Check distal upper-extremity pulses immediately after the operative procedure, while the field is still sterile. Maintain careful observation for the development of muscular compartment syndromes, and perform compartment measurements if indicated. Concomitant fasciotomies may be indicated, depending on the length of ischemia suffered by the extremity prior to revascularization.

Postoperative pleural effusions should be promptly evaluated for the presence of chyle, which would be indicative of thoracic duct injury. Prompt therapeutic measures should be undertaken if this complication occurs.


Complications of the procedure can include injury to the thoracic duct. Complications from surgical interventions to address the arterial occlusion can include graft occlusion (acute and chronic), stent migration, stent occlusion, bleeding, and infection.

Although postoperative bleeding is rare, the possibility that it may occur should be reviewed with the patient before the operative intervention.  Bleeding complications should be promptly addressed by means of reoperation in order to correct the problem.

Long-Term Monitoring

Postprocedural angiography should be performed at prescribed times after the operative intervention in order to assess the patency of the graft or stent. One suggested timing sequence for the studies is at 1 month and 6 months, provided that the patient remains asymptomatic. In the interim, noninvasive Doppler imaging can be used to assess distal flow to the extremity.



Medication Summary

The goals of pharmacotherapy are to reduce morbidity and prevent complications.


Class Summary

These agents dissolve recent clots promptly by activating a plasma proenzyme, plasminogen, to its active form, plasmin. Plasmin degrades fibrin to soluble peptides. The potential benefits of thrombolytic therapy for the treatment of thrombosis include fast dissolution of physiologically compromising emboli, faster recovery, prevention of recurrent thrombus formation, and rapid restoration of hemodynamic disturbances.
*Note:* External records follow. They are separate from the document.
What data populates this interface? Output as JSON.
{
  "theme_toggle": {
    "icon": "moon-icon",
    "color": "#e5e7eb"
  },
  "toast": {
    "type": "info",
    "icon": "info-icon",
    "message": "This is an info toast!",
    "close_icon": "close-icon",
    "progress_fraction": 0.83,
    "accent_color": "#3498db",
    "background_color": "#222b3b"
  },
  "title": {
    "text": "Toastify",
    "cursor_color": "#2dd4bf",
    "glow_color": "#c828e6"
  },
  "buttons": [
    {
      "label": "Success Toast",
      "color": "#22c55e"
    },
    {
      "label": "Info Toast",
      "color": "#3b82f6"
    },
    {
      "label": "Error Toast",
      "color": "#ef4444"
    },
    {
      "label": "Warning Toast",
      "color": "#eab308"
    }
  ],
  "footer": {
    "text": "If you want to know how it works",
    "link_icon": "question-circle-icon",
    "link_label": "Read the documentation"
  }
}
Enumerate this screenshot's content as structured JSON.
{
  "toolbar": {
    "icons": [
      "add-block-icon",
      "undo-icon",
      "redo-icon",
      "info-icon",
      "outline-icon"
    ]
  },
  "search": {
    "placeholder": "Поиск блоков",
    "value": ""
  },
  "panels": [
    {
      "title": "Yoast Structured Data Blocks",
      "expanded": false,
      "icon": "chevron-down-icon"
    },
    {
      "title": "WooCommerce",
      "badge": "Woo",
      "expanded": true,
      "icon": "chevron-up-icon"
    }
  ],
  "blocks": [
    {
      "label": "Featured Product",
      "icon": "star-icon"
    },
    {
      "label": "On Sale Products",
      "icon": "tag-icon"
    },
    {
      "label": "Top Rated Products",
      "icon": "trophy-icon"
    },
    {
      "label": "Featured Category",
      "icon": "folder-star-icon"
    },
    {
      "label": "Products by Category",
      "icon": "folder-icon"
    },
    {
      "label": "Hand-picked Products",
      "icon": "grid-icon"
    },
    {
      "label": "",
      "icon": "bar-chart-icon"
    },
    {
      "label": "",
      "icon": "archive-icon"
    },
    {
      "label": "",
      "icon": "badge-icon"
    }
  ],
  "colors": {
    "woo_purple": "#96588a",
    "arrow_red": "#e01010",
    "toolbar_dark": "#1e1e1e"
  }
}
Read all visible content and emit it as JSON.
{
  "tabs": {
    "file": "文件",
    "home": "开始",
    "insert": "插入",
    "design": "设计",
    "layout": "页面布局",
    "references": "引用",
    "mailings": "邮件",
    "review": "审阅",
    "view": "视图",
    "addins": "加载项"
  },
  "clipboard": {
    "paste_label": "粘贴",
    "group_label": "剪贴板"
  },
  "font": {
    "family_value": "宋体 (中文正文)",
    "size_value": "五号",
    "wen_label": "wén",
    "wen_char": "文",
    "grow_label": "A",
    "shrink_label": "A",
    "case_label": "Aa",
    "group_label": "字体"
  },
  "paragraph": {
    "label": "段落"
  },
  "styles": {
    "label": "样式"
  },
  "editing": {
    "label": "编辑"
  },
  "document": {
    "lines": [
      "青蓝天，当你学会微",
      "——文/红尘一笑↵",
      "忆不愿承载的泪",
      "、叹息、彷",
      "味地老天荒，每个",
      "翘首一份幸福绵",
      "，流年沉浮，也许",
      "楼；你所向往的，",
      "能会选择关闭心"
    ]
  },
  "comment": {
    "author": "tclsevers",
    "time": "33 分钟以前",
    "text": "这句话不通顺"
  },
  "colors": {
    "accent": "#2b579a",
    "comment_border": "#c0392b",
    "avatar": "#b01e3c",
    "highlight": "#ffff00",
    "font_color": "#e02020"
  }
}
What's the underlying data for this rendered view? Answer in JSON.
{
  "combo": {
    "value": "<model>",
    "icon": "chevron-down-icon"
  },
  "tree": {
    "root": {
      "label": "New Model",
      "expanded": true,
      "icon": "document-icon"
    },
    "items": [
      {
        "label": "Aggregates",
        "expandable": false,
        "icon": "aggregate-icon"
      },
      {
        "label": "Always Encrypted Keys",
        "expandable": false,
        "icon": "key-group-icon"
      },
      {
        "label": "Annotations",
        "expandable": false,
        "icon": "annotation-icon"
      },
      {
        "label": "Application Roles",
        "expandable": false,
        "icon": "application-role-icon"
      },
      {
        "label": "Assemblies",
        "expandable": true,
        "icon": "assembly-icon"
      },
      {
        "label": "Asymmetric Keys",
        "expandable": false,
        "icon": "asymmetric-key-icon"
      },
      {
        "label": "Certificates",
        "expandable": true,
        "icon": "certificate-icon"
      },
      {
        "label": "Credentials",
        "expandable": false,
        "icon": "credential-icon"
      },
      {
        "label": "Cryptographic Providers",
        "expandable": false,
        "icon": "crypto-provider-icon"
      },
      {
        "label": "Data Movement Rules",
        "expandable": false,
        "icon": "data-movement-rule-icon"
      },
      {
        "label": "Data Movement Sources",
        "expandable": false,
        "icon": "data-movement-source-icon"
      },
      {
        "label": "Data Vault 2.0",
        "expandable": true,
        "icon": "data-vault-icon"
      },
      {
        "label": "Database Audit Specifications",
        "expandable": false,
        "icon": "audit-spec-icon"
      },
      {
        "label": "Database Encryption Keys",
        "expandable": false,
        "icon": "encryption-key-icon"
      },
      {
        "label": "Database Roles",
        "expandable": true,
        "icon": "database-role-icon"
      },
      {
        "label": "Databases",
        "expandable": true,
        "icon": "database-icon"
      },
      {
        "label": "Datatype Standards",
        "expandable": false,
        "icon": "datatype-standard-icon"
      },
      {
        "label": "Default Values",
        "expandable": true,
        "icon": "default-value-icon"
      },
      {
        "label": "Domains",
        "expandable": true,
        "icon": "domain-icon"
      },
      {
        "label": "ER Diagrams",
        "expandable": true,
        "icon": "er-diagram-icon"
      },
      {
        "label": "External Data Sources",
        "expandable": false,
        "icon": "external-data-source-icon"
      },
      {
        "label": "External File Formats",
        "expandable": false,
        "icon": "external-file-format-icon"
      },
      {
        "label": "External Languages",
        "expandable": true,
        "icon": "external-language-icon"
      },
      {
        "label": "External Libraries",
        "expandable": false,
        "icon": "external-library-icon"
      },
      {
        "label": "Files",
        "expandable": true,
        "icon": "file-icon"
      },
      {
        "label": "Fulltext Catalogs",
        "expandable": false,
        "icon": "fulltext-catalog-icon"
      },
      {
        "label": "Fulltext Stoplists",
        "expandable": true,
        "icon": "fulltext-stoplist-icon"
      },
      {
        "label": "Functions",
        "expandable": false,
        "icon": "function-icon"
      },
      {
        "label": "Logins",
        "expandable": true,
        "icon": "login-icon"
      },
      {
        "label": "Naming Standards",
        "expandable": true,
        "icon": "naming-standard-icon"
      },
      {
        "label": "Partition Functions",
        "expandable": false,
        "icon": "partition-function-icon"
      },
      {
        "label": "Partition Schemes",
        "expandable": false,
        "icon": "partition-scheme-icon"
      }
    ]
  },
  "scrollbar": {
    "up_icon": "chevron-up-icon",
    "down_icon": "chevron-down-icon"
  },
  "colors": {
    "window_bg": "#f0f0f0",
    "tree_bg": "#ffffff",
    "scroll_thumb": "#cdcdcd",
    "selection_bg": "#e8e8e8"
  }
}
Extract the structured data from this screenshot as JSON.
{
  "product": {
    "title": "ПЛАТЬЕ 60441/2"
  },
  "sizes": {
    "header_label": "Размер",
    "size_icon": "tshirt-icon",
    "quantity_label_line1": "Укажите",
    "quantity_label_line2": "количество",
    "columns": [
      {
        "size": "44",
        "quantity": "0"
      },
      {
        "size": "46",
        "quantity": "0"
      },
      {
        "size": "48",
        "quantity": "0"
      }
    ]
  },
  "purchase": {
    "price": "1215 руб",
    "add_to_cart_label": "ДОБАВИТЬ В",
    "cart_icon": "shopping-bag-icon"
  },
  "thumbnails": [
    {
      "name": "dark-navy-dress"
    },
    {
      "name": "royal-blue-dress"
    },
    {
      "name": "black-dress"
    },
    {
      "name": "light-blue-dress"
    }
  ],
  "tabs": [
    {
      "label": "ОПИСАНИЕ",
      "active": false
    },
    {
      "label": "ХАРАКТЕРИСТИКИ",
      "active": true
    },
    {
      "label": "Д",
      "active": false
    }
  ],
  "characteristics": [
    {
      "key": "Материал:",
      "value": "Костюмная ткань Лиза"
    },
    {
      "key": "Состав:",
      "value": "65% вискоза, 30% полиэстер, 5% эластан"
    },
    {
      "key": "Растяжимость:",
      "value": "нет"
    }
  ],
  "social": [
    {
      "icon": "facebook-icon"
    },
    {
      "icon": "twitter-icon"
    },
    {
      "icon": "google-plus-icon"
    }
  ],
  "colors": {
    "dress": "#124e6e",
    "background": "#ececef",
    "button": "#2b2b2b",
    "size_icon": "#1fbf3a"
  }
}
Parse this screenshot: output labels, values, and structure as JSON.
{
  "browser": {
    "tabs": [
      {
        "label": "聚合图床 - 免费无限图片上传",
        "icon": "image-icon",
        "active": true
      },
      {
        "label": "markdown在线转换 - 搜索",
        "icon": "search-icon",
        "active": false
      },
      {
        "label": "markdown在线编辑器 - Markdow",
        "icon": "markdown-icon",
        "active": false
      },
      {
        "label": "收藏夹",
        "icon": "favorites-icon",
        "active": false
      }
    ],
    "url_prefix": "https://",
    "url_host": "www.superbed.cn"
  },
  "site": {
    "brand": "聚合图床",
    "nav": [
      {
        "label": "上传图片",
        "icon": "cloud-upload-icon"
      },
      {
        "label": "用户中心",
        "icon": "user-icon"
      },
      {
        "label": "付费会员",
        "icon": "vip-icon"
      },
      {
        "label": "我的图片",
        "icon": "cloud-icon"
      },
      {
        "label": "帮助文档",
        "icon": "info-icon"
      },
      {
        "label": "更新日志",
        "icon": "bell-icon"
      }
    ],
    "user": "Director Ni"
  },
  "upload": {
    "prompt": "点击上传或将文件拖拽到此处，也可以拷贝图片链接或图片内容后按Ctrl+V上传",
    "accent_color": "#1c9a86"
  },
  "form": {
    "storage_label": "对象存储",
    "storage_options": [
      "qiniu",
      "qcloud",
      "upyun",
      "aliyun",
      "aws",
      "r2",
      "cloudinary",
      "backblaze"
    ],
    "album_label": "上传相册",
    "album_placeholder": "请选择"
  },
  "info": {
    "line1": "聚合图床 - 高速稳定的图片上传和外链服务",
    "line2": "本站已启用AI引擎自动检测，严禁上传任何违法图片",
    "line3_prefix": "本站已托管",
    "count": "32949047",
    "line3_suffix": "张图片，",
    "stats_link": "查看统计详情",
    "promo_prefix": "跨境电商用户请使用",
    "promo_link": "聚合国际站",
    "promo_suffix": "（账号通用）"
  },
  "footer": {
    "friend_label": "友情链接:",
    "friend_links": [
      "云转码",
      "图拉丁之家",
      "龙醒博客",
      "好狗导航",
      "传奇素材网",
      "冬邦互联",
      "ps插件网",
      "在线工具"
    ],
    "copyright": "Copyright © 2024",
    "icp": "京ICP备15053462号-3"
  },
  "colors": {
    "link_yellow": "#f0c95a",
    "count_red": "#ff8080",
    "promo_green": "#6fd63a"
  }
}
The use of catheter-directed thrombolytic therapy may be indicated for superimposed clot formation in an area of stenosis until definitive treatment of the obstruction can be undertaken.

Alteplase (Activase, Cathflo Activase)

Alteplase, or tissue plasminogen activator (tPA), exerts an effect on the fibrinolytic system to convert plasminogen to plasmin. Plasmin degrades fibrin, fibrinogen, and procoagulant factors V and VIII. The serum half-life of alteplase is 4-6 minutes but is lengthened when the drug is bound to fibrin in clot.